Fakat sosyete diye geçinenler, kocalarından on beş gün Uludağ tatili koparıp buraya gelince bayram ederlerdi. Çünkü bu on beş gün, onların kayak hocaları ile gözlerden uzak, rahat rahat kaçamak yapacakları ideal yerdi burası. İşin en güzel yanı ise, tatilin sonunda kimse kimseyi tanımayacak olmasıydı. Alınıp kullanılan telefon kartları, buradan ayrılırken kırılıp atılırdı. Zavallı yeni yetme kayak hocaları da 'İstanbullu zengin manita yaptım' diye arkasını aramaya çalışır ama nafile. Öyle bir telefon hattı hiç kullanılmamıştı, yoktu. Ama eski kurt hocalar, eski tecrübelerinden bunu çok iyi bilir, yeni yetme meslektaşlarının bu durumuna kıs kıs gülerlerdi. Kocaları da hanımlarının bu Uludağ tatilini kendileri açısından boş geçirmez, tabi ki onların da canlarına minnetti bu durum. Onlar da çıtır sekreteriyle, ne bileyim fidan gibi sevgilisiyle ver elini Avrupa'ya iş görüşmesine(!)

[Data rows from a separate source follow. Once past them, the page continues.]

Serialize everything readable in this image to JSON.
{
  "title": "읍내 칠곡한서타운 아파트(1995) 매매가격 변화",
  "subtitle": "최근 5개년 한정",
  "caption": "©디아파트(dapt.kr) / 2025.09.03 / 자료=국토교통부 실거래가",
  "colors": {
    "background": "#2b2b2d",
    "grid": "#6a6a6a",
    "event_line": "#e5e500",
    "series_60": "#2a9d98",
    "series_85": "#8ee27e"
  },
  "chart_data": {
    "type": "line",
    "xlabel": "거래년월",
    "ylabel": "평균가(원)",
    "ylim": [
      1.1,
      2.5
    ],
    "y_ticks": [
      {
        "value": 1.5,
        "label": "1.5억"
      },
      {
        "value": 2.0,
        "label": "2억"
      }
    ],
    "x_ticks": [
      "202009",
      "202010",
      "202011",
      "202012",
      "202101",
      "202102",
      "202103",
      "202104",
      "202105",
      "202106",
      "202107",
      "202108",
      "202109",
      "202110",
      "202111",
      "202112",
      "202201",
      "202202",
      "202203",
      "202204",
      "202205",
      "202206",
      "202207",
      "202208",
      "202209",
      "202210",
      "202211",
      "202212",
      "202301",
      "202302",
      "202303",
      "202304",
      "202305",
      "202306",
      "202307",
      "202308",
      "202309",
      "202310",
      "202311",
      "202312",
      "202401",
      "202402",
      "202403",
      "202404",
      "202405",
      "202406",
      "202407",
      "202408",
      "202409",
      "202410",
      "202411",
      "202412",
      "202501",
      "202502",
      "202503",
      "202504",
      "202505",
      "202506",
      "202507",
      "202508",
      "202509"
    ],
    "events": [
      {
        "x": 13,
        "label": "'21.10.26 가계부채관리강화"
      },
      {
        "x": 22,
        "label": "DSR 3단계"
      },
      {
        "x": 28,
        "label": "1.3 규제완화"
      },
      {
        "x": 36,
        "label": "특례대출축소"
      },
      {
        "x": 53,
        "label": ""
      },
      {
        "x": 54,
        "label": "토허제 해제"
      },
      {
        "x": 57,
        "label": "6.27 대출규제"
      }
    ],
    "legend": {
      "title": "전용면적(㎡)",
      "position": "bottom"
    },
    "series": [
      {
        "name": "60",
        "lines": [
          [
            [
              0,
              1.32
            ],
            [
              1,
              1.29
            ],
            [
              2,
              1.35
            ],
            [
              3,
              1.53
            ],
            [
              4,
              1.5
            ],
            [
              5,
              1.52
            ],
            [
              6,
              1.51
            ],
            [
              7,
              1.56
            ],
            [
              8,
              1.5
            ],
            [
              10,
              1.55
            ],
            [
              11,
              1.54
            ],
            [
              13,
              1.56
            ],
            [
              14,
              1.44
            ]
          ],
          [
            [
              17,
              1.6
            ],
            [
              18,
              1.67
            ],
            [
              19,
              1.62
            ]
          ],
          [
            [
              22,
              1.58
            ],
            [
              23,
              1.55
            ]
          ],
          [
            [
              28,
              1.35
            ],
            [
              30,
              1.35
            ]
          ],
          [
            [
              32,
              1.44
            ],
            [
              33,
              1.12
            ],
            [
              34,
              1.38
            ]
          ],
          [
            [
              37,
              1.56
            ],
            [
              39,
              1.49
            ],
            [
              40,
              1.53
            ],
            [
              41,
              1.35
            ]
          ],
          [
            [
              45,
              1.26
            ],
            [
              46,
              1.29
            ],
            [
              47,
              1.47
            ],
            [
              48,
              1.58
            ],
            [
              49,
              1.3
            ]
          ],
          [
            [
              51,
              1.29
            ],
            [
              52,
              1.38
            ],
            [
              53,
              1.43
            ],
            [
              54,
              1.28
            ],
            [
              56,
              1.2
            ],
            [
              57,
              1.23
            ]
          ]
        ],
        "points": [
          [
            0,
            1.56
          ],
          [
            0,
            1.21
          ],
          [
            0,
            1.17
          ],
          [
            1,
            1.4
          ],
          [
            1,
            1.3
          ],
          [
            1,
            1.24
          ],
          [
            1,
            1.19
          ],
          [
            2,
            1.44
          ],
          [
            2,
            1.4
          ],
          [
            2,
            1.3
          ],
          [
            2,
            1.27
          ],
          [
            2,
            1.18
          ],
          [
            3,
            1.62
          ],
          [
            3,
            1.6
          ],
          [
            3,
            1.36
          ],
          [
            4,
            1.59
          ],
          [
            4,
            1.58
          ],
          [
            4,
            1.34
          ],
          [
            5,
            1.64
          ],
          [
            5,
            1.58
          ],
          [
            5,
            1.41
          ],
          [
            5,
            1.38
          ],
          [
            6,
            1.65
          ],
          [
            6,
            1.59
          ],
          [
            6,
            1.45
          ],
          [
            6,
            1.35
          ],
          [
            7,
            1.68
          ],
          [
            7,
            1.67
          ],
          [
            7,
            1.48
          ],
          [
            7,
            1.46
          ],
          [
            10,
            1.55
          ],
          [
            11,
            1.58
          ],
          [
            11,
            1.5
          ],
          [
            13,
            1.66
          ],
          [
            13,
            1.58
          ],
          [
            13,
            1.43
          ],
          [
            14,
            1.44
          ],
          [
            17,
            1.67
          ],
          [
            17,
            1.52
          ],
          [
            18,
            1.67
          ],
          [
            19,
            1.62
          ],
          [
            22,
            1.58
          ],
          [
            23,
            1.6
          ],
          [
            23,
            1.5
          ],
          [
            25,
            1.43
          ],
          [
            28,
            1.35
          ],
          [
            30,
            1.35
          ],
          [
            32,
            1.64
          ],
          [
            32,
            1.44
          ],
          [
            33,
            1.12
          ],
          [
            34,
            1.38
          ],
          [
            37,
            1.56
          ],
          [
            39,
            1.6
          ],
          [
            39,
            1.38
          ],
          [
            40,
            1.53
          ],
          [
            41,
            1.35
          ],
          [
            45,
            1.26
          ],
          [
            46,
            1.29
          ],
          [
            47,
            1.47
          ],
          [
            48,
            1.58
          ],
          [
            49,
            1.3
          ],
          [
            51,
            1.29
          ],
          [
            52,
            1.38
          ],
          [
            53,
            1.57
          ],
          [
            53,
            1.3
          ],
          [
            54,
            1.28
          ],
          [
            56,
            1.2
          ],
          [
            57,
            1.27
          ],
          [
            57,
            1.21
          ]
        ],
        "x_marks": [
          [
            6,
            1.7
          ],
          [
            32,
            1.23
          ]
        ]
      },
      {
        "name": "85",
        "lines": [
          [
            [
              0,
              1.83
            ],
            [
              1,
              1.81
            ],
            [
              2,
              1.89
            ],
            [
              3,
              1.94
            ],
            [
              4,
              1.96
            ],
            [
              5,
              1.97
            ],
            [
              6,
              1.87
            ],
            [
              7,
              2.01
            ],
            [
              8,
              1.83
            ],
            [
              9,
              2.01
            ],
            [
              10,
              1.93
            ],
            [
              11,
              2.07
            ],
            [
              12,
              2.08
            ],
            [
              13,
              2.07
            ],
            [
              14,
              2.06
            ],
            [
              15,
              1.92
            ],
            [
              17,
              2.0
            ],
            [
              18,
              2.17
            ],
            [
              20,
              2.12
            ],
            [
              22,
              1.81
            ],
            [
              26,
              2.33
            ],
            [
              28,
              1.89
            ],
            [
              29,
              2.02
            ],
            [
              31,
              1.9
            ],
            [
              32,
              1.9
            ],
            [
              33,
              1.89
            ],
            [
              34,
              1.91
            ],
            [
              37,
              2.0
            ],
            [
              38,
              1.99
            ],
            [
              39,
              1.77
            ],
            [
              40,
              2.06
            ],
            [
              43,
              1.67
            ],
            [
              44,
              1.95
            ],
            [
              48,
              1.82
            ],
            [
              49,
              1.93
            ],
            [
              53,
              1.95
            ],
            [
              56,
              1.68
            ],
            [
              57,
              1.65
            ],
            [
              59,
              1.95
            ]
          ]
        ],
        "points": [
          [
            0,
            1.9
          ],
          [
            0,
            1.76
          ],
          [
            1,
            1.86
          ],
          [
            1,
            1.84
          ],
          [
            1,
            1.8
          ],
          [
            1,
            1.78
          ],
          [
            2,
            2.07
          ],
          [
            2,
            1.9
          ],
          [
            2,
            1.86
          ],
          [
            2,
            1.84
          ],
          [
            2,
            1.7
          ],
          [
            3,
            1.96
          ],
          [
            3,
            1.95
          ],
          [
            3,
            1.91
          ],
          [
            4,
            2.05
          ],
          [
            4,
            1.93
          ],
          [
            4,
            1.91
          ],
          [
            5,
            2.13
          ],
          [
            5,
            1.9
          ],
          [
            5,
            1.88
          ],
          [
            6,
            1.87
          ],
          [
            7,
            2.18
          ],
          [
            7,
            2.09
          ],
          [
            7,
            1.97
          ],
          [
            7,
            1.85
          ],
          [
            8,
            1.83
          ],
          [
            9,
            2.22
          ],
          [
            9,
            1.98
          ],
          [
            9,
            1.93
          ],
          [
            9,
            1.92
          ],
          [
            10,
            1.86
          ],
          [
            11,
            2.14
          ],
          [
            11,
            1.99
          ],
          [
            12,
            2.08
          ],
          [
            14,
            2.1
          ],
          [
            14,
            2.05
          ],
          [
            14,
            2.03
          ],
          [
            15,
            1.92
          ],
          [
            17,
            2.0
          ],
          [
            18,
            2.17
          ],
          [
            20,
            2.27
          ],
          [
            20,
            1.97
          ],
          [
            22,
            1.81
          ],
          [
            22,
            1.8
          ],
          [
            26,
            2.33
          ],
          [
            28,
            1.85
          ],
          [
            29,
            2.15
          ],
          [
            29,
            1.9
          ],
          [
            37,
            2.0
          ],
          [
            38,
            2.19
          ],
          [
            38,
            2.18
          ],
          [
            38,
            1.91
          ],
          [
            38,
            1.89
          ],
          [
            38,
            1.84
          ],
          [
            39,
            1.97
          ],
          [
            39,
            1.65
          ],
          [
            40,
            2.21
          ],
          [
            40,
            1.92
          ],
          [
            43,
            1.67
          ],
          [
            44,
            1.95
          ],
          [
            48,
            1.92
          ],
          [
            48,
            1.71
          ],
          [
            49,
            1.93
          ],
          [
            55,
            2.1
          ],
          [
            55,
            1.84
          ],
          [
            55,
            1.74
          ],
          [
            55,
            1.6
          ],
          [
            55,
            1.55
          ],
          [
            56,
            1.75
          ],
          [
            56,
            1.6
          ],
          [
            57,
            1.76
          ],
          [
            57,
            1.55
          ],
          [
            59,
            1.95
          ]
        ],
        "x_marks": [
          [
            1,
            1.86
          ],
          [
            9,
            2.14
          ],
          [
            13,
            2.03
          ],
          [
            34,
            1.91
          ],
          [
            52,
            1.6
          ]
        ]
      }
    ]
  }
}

Sırtlan, ismi Uludağ'a gezmeye gelenlere farklı anlamlar çağrıştıran bu hotelin geniş ahşap balkonundan, sırtını ısıtıcılara dönmüş şekilde, dışarıda düşe kalka kayak öğrenmeye çalışan Celal'e bakıp eğleniyordu. Celal inat etmiş, 'Bu kayak işini çoluk çocuk bile beceriyor da ben nasıl yapamam' deyip hırsla inatla çalışıyor, iki metre bile gidemeden kendisini tepesi üstü karların içinde buluyordu. Kayak hocası da alacağı paranın hesabını yaptığından, yeteneksiz öğrencisini ha bire yüreklendirmeye çalışsa da... Hayır, olmayacak. Ee, kabiliyet sıfır.
Sırtlan, hotelin camından Celal'in bu hâline katıla katıla gülüyordu. "Celal! Gel artık oğlum, baksana hoca helâk oldu seni tutayım derken." dese de illâ ki bu kayma işini öğrenecekti. "Yok Abi, gelmiyorum. Ben bu işi kıvıracağım." diyordu inatla. Sırtlan, elini sinek kovarmış gibi sallayıp "Sen bilirsin..." diyerek, iki gündür arkadaşlık yaptığı, karşısında oturmakta olan eskort kızın şerefine kadeh kaldırdı. Sırtlan istese, tatil yapmakta olan, ona sırnaşan sosyete hatunlarından birine yazılırdı ama neme lazım, bir falsoda kimliği açığa çıkar da bu işlerinin arasında bir de onunla uğraşmak zorunda kalırdı. Ama bu kızlar öyle mi? Kaç günlük istersen bas parayı al. Kasaptan et alır gibi. Yağlı mı, yağsız mı, az kemikli mi, löp et mi? Nasıl istersen, çeşit çeşit. Yedikten sonra at çöpünü gitsin. Senden sonra başka bir it hemen bulur, kapar zaten.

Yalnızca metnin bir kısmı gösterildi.